Onttrekking aan het verkeer
Het hof zal de in beslag genomen bolletjes heroïne (6 stuks) en bolletjes cocaïne (6 + 9 stuks) onttrekken aan het verkeer. Met betrekking tot deze drugs zijn strafbare feiten begaan en deze drugs zijn van zodanige aard, dat het ongecontroleerde bezit daarvan in strijd is met de wet en het algemeen belang.
Teruggave
Het hof zal de teruggave gelasten aan de verdachte van de in beslag genomen mobiele Philips telefoon, de mobiele Motorola telefoon, de 1 euro munt, de 8 (7 + 1) biljetten van 50 euro, de 8 biljetten van 20 euro, de 16 biljetten van 10 euro en de 2 briefjes met mobiele telefoonnummers, nu het belang van de strafvordering zich daartegen niet verzet.
Beslissing met betrekking tot de overige in beslag genomen goederen
Het hof zal met betrekking tot de in beslag genomen 2 biljetten van 10 euro, het biljet van 5 euro en het geldbedrag van 36,45 euro, waarvan de advocaat-generaal de verbeurdverklaring heeft gevorderd, geen beslissing nemen, omdat uit het onderzoek ter terechtzitting is gebleken dat verdachte daarvan afstand heeft gedaan.

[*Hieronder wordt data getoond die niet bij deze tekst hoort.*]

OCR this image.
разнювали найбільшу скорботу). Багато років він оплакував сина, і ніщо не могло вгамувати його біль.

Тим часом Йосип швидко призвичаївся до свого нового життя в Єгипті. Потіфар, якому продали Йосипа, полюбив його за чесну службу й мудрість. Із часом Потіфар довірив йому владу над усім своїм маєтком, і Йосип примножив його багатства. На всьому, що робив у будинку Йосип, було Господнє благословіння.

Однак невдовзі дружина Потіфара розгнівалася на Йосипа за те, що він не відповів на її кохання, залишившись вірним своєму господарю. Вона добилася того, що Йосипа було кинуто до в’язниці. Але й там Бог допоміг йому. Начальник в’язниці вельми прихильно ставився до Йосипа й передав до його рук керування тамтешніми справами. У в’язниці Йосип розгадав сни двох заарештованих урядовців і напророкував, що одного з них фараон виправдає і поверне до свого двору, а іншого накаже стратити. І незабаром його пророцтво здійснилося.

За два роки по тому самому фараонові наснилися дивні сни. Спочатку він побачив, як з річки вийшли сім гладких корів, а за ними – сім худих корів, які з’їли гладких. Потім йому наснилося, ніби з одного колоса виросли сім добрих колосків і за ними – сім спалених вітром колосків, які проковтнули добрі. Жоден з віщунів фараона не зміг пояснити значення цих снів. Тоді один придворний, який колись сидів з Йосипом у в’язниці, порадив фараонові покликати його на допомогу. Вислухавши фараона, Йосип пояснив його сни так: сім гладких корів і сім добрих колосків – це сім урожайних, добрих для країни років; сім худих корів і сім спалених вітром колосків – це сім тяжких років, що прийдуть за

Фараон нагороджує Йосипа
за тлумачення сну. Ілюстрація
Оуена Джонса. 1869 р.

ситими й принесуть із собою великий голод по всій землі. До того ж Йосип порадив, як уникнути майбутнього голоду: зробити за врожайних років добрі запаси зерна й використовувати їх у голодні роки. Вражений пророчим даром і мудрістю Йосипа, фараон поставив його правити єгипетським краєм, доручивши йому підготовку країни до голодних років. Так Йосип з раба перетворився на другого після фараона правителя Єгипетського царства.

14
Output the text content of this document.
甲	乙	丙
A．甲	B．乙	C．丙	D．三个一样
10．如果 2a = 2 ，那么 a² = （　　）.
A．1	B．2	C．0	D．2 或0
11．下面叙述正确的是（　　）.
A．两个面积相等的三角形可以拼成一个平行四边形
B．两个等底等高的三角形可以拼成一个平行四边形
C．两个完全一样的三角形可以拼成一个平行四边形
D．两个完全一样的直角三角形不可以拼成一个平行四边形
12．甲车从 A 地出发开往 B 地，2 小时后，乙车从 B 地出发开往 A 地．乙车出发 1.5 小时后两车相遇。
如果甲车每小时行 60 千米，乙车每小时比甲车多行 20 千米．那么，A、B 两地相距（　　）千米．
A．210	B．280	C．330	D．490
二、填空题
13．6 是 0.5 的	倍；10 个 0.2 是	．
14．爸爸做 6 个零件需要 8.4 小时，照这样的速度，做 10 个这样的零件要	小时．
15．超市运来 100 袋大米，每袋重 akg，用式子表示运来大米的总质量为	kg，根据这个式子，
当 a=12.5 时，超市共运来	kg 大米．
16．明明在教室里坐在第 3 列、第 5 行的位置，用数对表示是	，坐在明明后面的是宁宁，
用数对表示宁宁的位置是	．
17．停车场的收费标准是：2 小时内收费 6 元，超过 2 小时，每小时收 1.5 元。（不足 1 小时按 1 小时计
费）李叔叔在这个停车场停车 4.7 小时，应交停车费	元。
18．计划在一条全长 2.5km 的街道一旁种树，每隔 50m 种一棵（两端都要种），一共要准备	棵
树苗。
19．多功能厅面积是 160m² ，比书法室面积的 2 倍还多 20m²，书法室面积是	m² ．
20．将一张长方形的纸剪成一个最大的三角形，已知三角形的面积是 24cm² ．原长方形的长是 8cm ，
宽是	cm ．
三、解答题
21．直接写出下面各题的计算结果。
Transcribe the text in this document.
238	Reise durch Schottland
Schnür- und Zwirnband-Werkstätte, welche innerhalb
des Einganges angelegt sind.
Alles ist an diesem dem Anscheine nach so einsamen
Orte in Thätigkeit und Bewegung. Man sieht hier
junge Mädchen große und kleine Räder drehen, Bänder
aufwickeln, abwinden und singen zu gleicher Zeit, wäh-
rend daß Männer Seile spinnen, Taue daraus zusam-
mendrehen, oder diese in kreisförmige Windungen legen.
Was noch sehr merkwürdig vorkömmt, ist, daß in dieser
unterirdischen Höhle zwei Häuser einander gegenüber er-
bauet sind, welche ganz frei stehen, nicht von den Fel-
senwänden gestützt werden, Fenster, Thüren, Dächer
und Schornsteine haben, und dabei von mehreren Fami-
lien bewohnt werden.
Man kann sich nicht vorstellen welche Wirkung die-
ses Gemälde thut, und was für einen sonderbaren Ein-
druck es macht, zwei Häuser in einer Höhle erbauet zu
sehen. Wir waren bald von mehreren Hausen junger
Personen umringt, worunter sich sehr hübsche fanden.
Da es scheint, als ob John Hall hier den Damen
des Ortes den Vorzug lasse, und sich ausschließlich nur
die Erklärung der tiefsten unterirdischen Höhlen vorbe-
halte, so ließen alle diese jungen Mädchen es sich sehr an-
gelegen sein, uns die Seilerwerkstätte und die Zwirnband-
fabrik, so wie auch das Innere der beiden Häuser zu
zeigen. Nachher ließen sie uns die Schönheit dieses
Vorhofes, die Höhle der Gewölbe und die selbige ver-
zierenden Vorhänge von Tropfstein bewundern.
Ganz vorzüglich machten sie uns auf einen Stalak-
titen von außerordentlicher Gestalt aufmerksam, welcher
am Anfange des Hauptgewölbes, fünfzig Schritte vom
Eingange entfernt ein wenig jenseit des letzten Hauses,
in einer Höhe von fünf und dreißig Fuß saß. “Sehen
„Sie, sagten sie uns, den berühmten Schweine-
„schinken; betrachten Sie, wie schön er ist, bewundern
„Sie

Toepassing van wetsartikelen
Het hof heeft gelet op de artikelen 14a, 14b, 14c, 36b, 36c, 57 en 63 van het Wetboek van Strafrecht en de artikelen 2 en 10 van de Opiumwet, zoals deze artikelen golden ten tijde van het bewezen verklaarde.
De uitspraak
HET HOF,
RECHT DOENDE OP HET HOGER BEROEP:
vernietigt het vonnis, waarvan beroep, en opnieuw recht doende:
verklaart het verdachte onder 1, 2, 3 en 4 ten laste gelegde bewezen en kwalificeert dit als hiervoor vermeld en verklaart deze feiten en verdachte strafbaar;
verklaart niet bewezen hetgeen aan verdachte als voormeld onder 1, 2, 3 en 4 meer of anders is ten laste gelegd dan hierboven als bewezen is aangenomen en spreekt verdachte daarvan vrij;
veroordeelt verdachte [verdachte] tot gevangenisstraf voor de duur van drie maanden;
beveelt, dat de gevangenisstraf niet zal worden ten uitvoer gelegd, tenzij de rechter later anders mocht gelasten op grond, dat de veroordeelde zich voor het einde van een proeftijd van twee jaren aan een strafbaar feit heeft schuldig gemaakt;
beveelt dat de tijd door de veroordeelde vóór de tenuitvoerlegging van deze uitspraak in verzekering doorgebracht, bij de eventuele uitvoering van de voorwaardelijk opgelegde gevangenisstraf geheel in mindering wordt gebracht;
verklaart aan het verkeer onttrokken:
- 6 Stk bolletjes drugs bruin (heroïne);
- 6 Stk bolletjes drugs wit (cocaïne);
- 9 Stk bolletjes drugs wit (cocaïne);
gelast de teruggave aan verdachte van:
- 1 Stk mobiele telefoon grijs Philips 162;
- 1 Stk mobiele telefoon Motorola met koord;
- 1 Stk EUR 1,00 munt;
- 7 Stk EUR 50,00 biljet;
- 8 Stk EUR 20,00 biljet;
- 16 Stk EUR 10,00 biljet;
- 1 Stk EUR 50,00 biljet;
- 2 Stk briefjes met mobiele telefoonnummers.
Dit arrest is aldus gewezen door mr. O. Anjewierden, voorzitter, mr. G.M. Meijer-Campfens en mr. G.J. Niezink, in tegenwoordigheid van S. van Krugten als griffier, zijnde mr. O. Anjewierden en mr. G.J. Niezink buiten staat dit arrest mede te ondertekenen.